Ce n'est là qu'une mesure, facile à mettre en œuvre, pour quelques milliards de mètres cubes de gaz par an.

De l'autre côté du Rhin, en France, plusieurs réacteurs nucléaires sont aujourd'hui arrêtés pour des opérations préventives de maintenance. Pour plusieurs d'entre eux, ces arrêts sont justifiés au titre du principe de précaution. Il serait pertinent de se demander si ce principe doit être appliqué à n'importe quel prix, ou si des arbitrages sont à mener au regard des besoins en gaz qu'il induit ou induira l'hiver prochain, avec cette fois plus de 10 GW de capacité électronucléaire en jeu.

Mais il est envisageable, et devrait être envisagé, d'aller encore plus loin.
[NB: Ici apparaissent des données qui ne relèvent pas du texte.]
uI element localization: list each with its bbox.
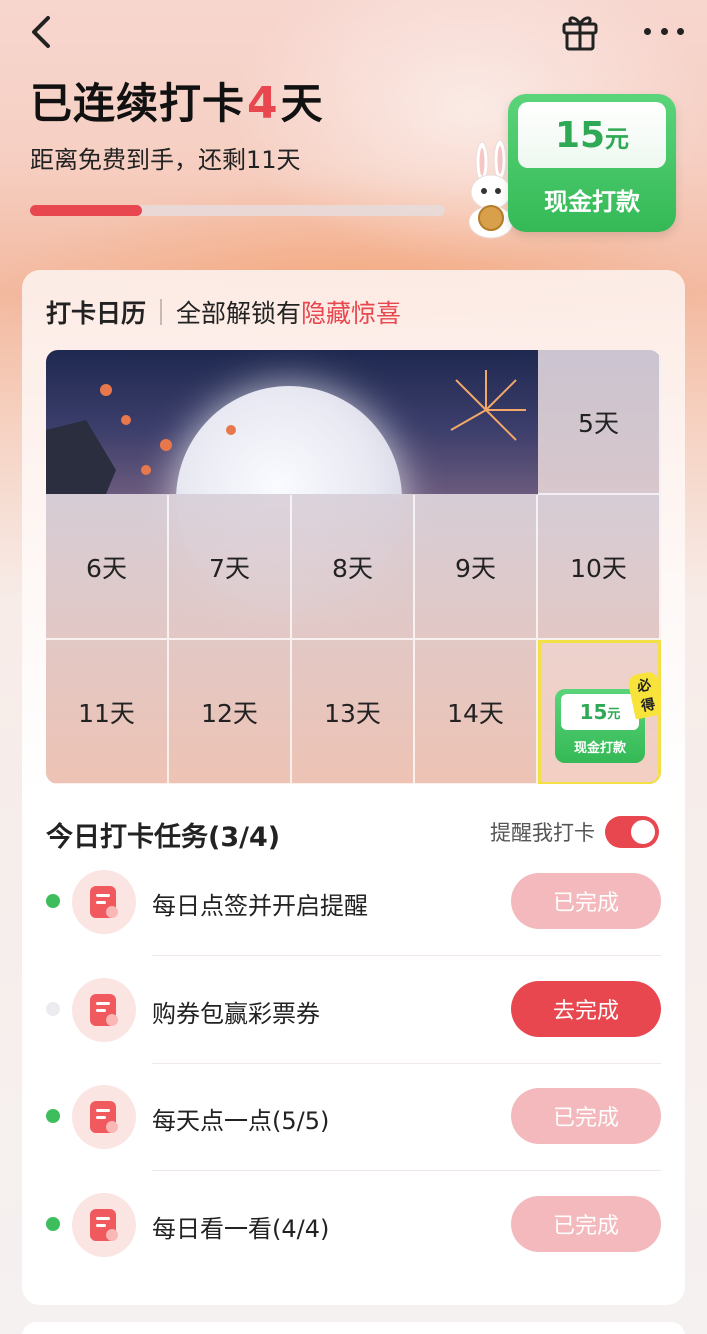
calendar-subtitle: 全部解锁有 [176,299,302,328]
cash-reward-label: 现金打款 [544,188,640,216]
streak-title: 已连续打卡 4 天 [30,70,324,129]
calendar-day-label: 9天 [455,553,496,583]
streak-title-prefix: 已连续打卡 [30,79,246,128]
back-button[interactable] [22,10,62,54]
more-button[interactable] [640,14,688,48]
calendar-subtitle-highlight: 隐藏惊喜 [301,299,402,328]
remind-me-control: 提醒我打卡 [490,816,659,848]
more-dot [677,27,684,35]
streak-days: 4 [247,78,279,129]
calendar-day-cell: 9天 [415,495,538,640]
calendar-day-cell: 13天 [292,640,415,784]
task-row: 每天点一点(5/5) 已完成 [22,1065,685,1173]
calendar-day-label: 5天 [578,408,619,438]
calendar-final-reward-cell[interactable]: 15 元现金打款 必得 [538,640,661,784]
streak-subtitle: 距离免费到手，还剩11天 [30,146,301,174]
task-document-icon [72,1085,136,1149]
mid-autumn-artwork [46,350,538,612]
back-arrow-icon [32,16,50,48]
streak-progress-bar [30,205,445,216]
calendar-day-label: 13天 [324,698,381,728]
streak-progress-fill [30,205,143,216]
task-name: 每日点签并开启提醒 [152,892,368,920]
calendar-day-label: 12天 [201,698,258,728]
gift-icon [562,16,598,51]
task-row: 每日看一看(4/4) 已完成 [22,1173,685,1281]
task-status-dot [46,894,60,908]
calendar-header-divider [160,299,163,325]
task-status-dot [46,1109,60,1123]
calendar-day-cell: 12天 [169,640,292,784]
calendar-title: 打卡日历 [46,299,147,328]
cash-reward-amount-box: 15元 [518,102,666,168]
calendar-day-cell: 5天 [538,350,661,495]
task-name: 每天点一点(5/5) [152,1107,330,1135]
streak-title-suffix: 天 [280,79,324,128]
calendar-day-label: 11天 [78,698,135,728]
task-status-dot [46,1216,60,1231]
task-document-icon [72,870,136,934]
calendar-day-label: 7天 [209,553,250,583]
calendar-day-label: 10天 [570,553,627,583]
task-completed-button[interactable]: 已完成 [511,873,661,929]
calendar-day-cell: 8天 [292,495,415,640]
next-section-card [22,1322,685,1334]
calendar-day-label: 8天 [332,553,373,583]
calendar-day-cell: 10天 [538,495,661,640]
remind-me-toggle[interactable] [605,816,659,848]
task-document-icon [72,1192,136,1257]
task-go-complete-button[interactable]: 去完成 [511,980,661,1037]
task-completed-button[interactable]: 已完成 [511,1088,661,1144]
task-document-icon [72,977,136,1042]
more-dot [644,27,651,35]
cash-reward-card[interactable]: 15元 现金打款 [508,94,676,232]
task-name: 每日看一看(4/4) [152,1214,330,1243]
calendar-day-cell: 7天 [169,495,292,640]
task-row: 购券包赢彩票券 去完成 [22,958,685,1066]
remind-me-label: 提醒我打卡 [490,821,595,845]
task-row: 每日点签并开启提醒 已完成 [22,850,685,958]
calendar-day-cell: 6天 [46,495,169,640]
more-dot [660,27,668,35]
task-name: 购券包赢彩票券 [152,999,320,1028]
cash-reward-amount: 15元 [554,114,630,156]
calendar-header: 打卡日历 全部解锁有 隐藏惊喜 [46,294,401,330]
checkin-calendar-grid: 5天 6天 7天 8天 9天 10天 11天 12天 13天 14天 15 元现金打款 必得 [46,350,661,784]
task-divider [152,1170,661,1171]
checkin-card: 打卡日历 全部解锁有 隐藏惊喜 5天 6天 7天 8天 9天 10天 11天 12天 13天 14 [22,270,685,1305]
fireworks-illustration [46,370,526,494]
calendar-day-cell: 14天 [415,640,538,784]
gift-button[interactable] [560,10,600,52]
final-cash-amount: 15 元 [561,694,639,730]
task-completed-button[interactable]: 已完成 [511,1195,661,1252]
final-cash-label: 现金打款 [573,741,626,756]
calendar-day-cell: 11天 [46,640,169,784]
task-divider [152,955,661,956]
calendar-day-label: 6天 [86,553,127,583]
daily-tasks-title: 今日打卡任务(3/4) [46,822,281,853]
task-status-dot [46,1001,60,1016]
task-divider [152,1062,661,1064]
calendar-day-label: 14天 [447,698,504,728]
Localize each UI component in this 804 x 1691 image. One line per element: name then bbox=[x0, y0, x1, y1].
De mettre sur la table tous les leviers susceptibles d'être actionnés pour réduire notre dépendance au gaz, charbon et pétrole russes (et au nom de la cause climatique également). Plus largement, il s'impose de regarder l'ensemble du panel de solutions qui permettraient de débrancher l'Europe de Vladimir Poutine, de fermer les vannes de liquidités qui s'échangent contre des hydrocarbures et le sang des Ukrainiens et  ds Ukrainiennes. Ces moyens d'action ne pourront peut-être pas tous être mis en œuvre, mais chacun devrait être constaté, analysé, évalué, débattu.